Le potentiel et les chausse-trappes du marché chinois

Pour autant, en dépit de ses performances remarquables et des quelques exemples de liens directs entre fournisseurs étrangers et consommateurs chinois, le succès et le potentiel de la société restent pour l’instant circonscrits par les conditions du marché chinois lui-même.

Non seulement celles de ses marges de progression qui sont réelles, mais également celles des infrastructures de transport, conditions des livraisons rapides. Surtout, à l’avenir, Alibaba sera confronté à une concurrence féroce dont les prémisses apparaissent déjà. Comme à l’habitude, ces rivalités internes poseront la question du maintien de la qualité dans un environnement où les concurrents auront d’abord tendance à tirer les prix vers le bas.

Centres logistiques modernes et avions cargos.

Les sociétés de commerce en ligne dépendront pour leur développement de la qualité des infrastructures logistiques et des complications règlementaires internes qui handicapent la libre circulation des camions d’une province à l’autre, assez souvent à l’origine de plusieurs dizaines de kilomètres de files d’attente. Les délais de livraison s’en ressentent, comme parfois l’état des colis à l’arrivée. C’est ce que dit Shen Haoyu, PDG de JD.com, le concurrent d’Alibaba le plus sérieux. Les livraisons vers le centre et l’ouest sont moins sûres et « acheminer des colis du Fujian à Pékin est parfois plus long que de les livrer en Californie », dit un consultant.

Les deux concurrents JD et Alibaba prennent le problème à bras le corps.

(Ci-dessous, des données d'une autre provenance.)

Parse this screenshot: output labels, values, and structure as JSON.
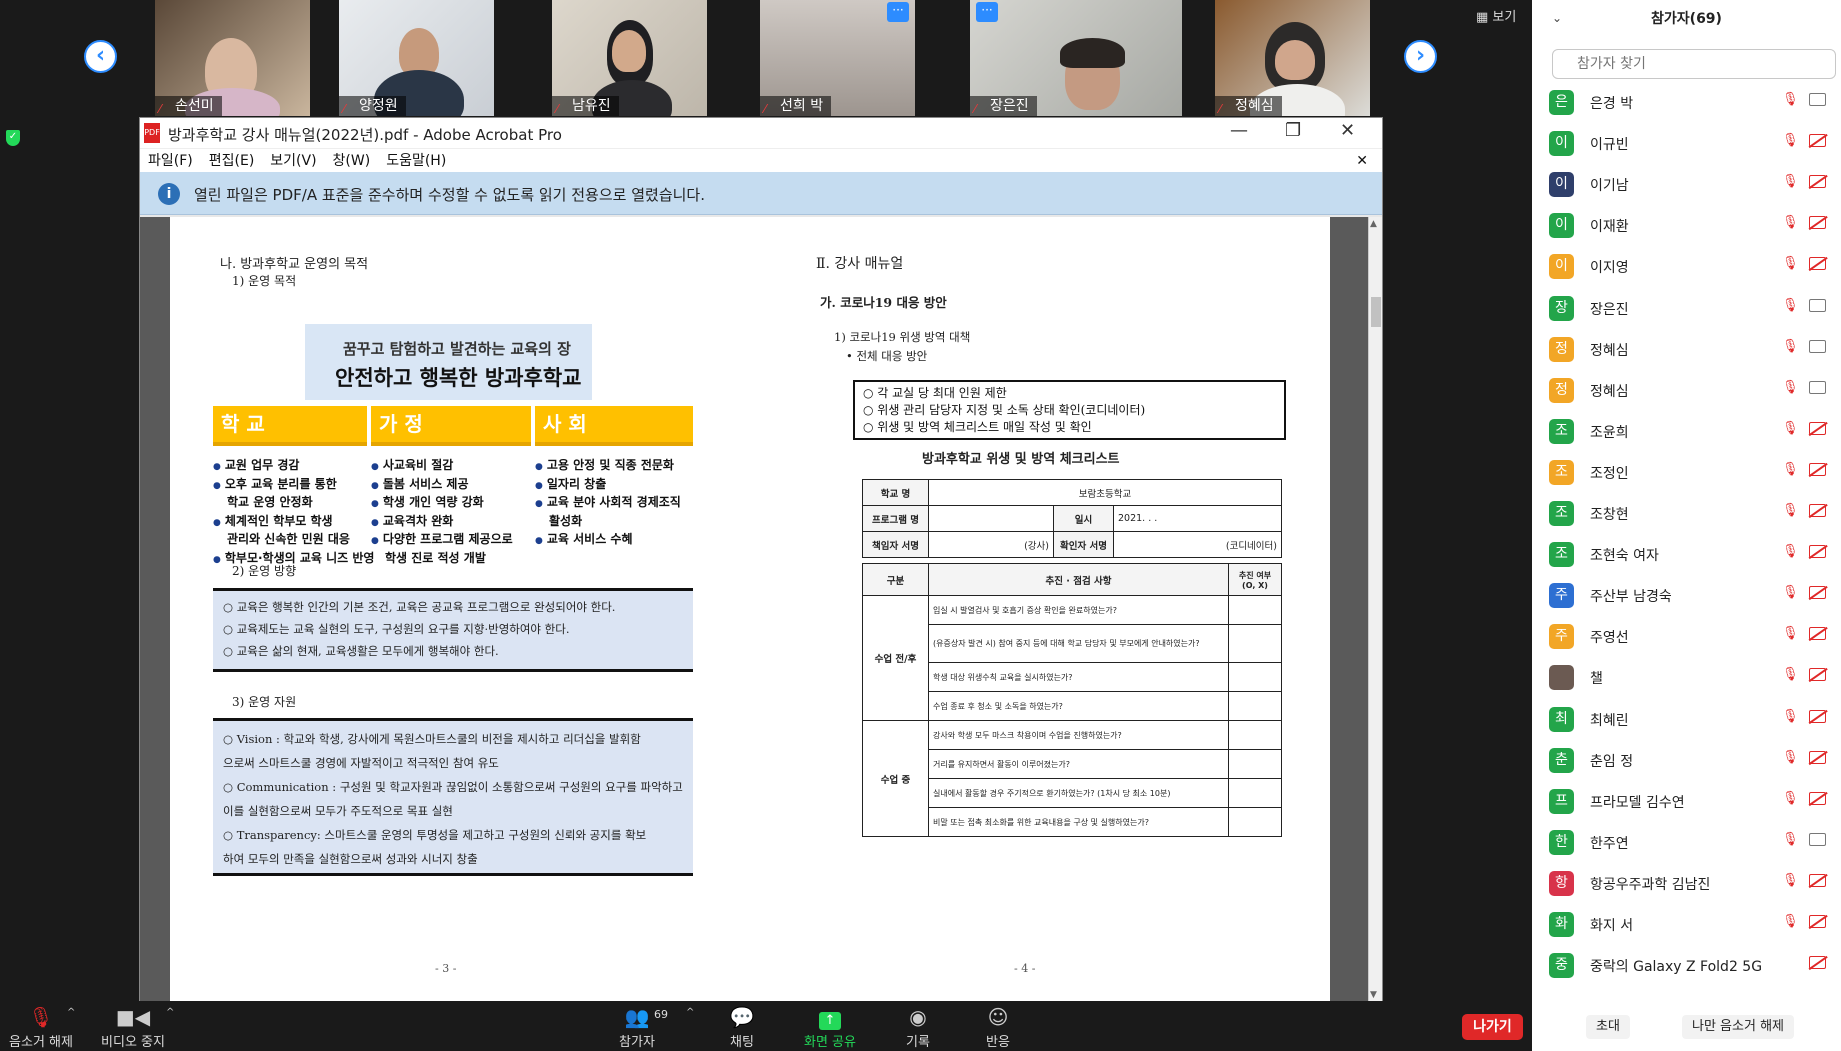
{
  "video_tiles": [
    {
      "name": "손선미",
      "colors": [
        "#6c5a4a",
        "#d8c6ad"
      ],
      "more": false
    },
    {
      "name": "양정원",
      "colors": [
        "#3a4656",
        "#eef0f1"
      ],
      "more": false
    },
    {
      "name": "남유진",
      "colors": [
        "#2b2e33",
        "#d8d2c6"
      ],
      "more": false
    },
    {
      "name": "선희 박",
      "colors": [
        "#a29c97",
        "#dbd6d2"
      ],
      "more": true
    },
    {
      "name": "장은진",
      "colors": [
        "#b9b9b3",
        "#e0dfdb"
      ],
      "more": true
    },
    {
      "name": "정혜심",
      "colors": [
        "#8a5a2f",
        "#eeeeec"
      ],
      "more": false
    }
  ],
  "view_button": "보기",
  "acrobat": {
    "title": "방과후학교 강사 매뉴얼(2022년).pdf - Adobe Acrobat Pro",
    "menu": [
      "파일(F)",
      "편집(E)",
      "보기(V)",
      "창(W)",
      "도움말(H)"
    ],
    "info_message": "열린 파일은 PDF/A 표준을 준수하며 수정할 수 없도록 읽기 전용으로 열렸습니다."
  },
  "doc": {
    "left": {
      "heading": "나. 방과후학교 운영의 목적",
      "sub1": "1) 운영 목적",
      "banner_line1": "꿈꾸고 탐험하고 발견하는 교육의 장",
      "banner_line2": "안전하고 행복한 방과후학교",
      "col_school": "학 교",
      "col_home": "가 정",
      "col_society": "사 회",
      "school_items": [
        "교원 업무 경감",
        "오후 교육 분리를 통한",
        "학교 운영 안정화",
        "체계적인 학부모 학생",
        "관리와 신속한 민원 대응",
        "학부모·학생의 교육 니즈 반영"
      ],
      "home_items": [
        "사교육비 절감",
        "돌봄 서비스 제공",
        "학생 개인 역량 강화",
        "교육격차 완화",
        "다양한 프로그램 제공으로",
        "학생 진로 적성 개발"
      ],
      "society_items": [
        "고용 안정 및 직종 전문화",
        "일자리 창출",
        "교육 분야 사회적 경제조직",
        "활성화",
        "교육 서비스 수혜"
      ],
      "sub2": "2) 운영 방향",
      "direction": [
        "○ 교육은 행복한 인간의 기본 조건, 교육은 공교육 프로그램으로 완성되어야 한다.",
        "○ 교육제도는 교육 실현의 도구, 구성원의 요구를 지향·반영하여야 한다.",
        "○ 교육은 삶의 현재, 교육생활은 모두에게 행복해야 한다."
      ],
      "sub3": "3) 운영 자원",
      "resources": [
        "○ Vision : 학교와 학생, 강사에게 목원스마트스쿨의 비전을 제시하고 리더십을 발휘함",
        "  으로써 스마트스쿨 경영에 자발적이고 적극적인 참여 유도",
        "○ Communication : 구성원 및 학교자원과 끊임없이 소통함으로써 구성원의 요구를 파악하고",
        "  이를 실현함으로써 모두가 주도적으로 목표 실현",
        "○ Transparency: 스마트스쿨 운영의 투명성을 제고하고 구성원의 신뢰와 공지를 확보",
        "  하여 모두의 만족을 실현함으로써 성과와 시너지 창출"
      ],
      "page_num": "- 3 -"
    },
    "right": {
      "heading": "Ⅱ. 강사 매뉴얼",
      "sub_a": "가. 코로나19 대응 방안",
      "sub_1": "1) 코로나19 위생 방역 대책",
      "bullet": "• 전체 대응 방안",
      "box_items": [
        "○ 각 교실 당 최대 인원 제한",
        "○ 위생 관리 담당자 지정 및 소독 상태 확인(코디네이터)",
        "○ 위생 및 방역 체크리스트 매일 작성 및 확인"
      ],
      "table_title": "방과후학교 위생 및 방역 체크리스트",
      "school_label": "학교 명",
      "school_value": "보람초등학교",
      "program_label": "프로그램 명",
      "date_label": "일시",
      "date_value": "2021.   .   .",
      "writer_label": "책임자 서명",
      "writer_note": "(강사)",
      "checker_label": "확인자 서명",
      "checker_note": "(코디네이터)",
      "col_div": "구분",
      "col_item": "추진 · 점검 사항",
      "col_done": "추진 여부 (O, X)",
      "group1": "수업 전/후",
      "group1_items": [
        "입실 시 발열검사 및 호흡기 증상 확인을 완료하였는가?",
        "(유증상자 발견 시) 참여 중지 등에 대해 학교 담당자 및 부모에게 안내하였는가?",
        "학생 대상 위생수칙 교육을 실시하였는가?",
        "수업 종료 후 청소 및 소독을 하였는가?"
      ],
      "group2": "수업 중",
      "group2_items": [
        "강사와 학생 모두 마스크 착용이며 수업을 진행하였는가?",
        "거리를 유지하면서 활동이 이루어졌는가?",
        "실내에서 활동할 경우 주기적으로 환기하였는가? (1차시 당 최소 10분)",
        "비말 또는 접촉 최소화를 위한 교육내용을 구상 및 실행하였는가?"
      ],
      "page_num": "- 4 -"
    }
  },
  "toolbar": {
    "unmute": "음소거 해제",
    "video_stop": "비디오 중지",
    "participants": "참가자",
    "participants_count": "69",
    "chat": "채팅",
    "share": "화면 공유",
    "record": "기록",
    "reactions": "반응",
    "leave": "나가기"
  },
  "panel": {
    "title": "참가자(69)",
    "search_placeholder": "참가자 찾기",
    "participants": [
      {
        "initial": "은",
        "name": "은경 박",
        "color": "#23a54a",
        "cam": true
      },
      {
        "initial": "이",
        "name": "이규빈",
        "color": "#23a54a",
        "cam": false
      },
      {
        "initial": "이",
        "name": "이기남",
        "color": "#2f3f6b",
        "cam": false
      },
      {
        "initial": "이",
        "name": "이재환",
        "color": "#23a54a",
        "cam": false
      },
      {
        "initial": "이",
        "name": "이지영",
        "color": "#f2a626",
        "cam": false
      },
      {
        "initial": "장",
        "name": "장은진",
        "color": "#23a54a",
        "cam": true
      },
      {
        "initial": "정",
        "name": "정혜심",
        "color": "#f2a626",
        "cam": true
      },
      {
        "initial": "정",
        "name": "정혜심",
        "color": "#f2a626",
        "cam": true
      },
      {
        "initial": "조",
        "name": "조윤희",
        "color": "#23a54a",
        "cam": false
      },
      {
        "initial": "조",
        "name": "조정인",
        "color": "#f2a626",
        "cam": false
      },
      {
        "initial": "조",
        "name": "조창현",
        "color": "#23a54a",
        "cam": false
      },
      {
        "initial": "조",
        "name": "조현숙 여자",
        "color": "#23a54a",
        "cam": false
      },
      {
        "initial": "주",
        "name": "주산부 남경숙",
        "color": "#2d6fd2",
        "cam": false
      },
      {
        "initial": "주",
        "name": "주영선",
        "color": "#f2a626",
        "cam": false
      },
      {
        "initial": "",
        "name": "챌",
        "color": "#6b5a52",
        "cam": false
      },
      {
        "initial": "최",
        "name": "최혜린",
        "color": "#23a54a",
        "cam": false
      },
      {
        "initial": "춘",
        "name": "춘임 정",
        "color": "#23a54a",
        "cam": false
      },
      {
        "initial": "프",
        "name": "프라모델 김수연",
        "color": "#23a54a",
        "cam": false
      },
      {
        "initial": "한",
        "name": "한주연",
        "color": "#23a54a",
        "cam": true
      },
      {
        "initial": "항",
        "name": "항공우주과학 김남진",
        "color": "#d8334a",
        "cam": false
      },
      {
        "initial": "화",
        "name": "화지 서",
        "color": "#23a54a",
        "cam": false
      },
      {
        "initial": "중",
        "name": "중락의 Galaxy Z Fold2 5G",
        "color": "#23a54a",
        "cam": false,
        "no_mic": true
      }
    ],
    "invite": "초대",
    "unmute_me": "나만 음소거 해제"
  }
}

Alibaba étudie un logiciel de gestion des commandes et des données des fournisseurs (distances et positions géographiques) pour suivre les colis en temps réel et optimiser les transports.

JD construit des centres logistiques de stockage – le groupe possède un des entrepôts gérés par ordinateur les plus vastes et les plus modernes de Chine (540 000 m2) au sud de Pékin et investit lui-même dans le transport. A ce jour, la société est capable d’assurer des livraisons le jour même pour une centaine de villes et pour 600 autres en moins de 48 heures. Alibaba a décidé de l’imiter, mais déjà se pose la question des coûts : pour couvrir efficacement le pays, un réseau de centres logistiques nécessite de gros investissements.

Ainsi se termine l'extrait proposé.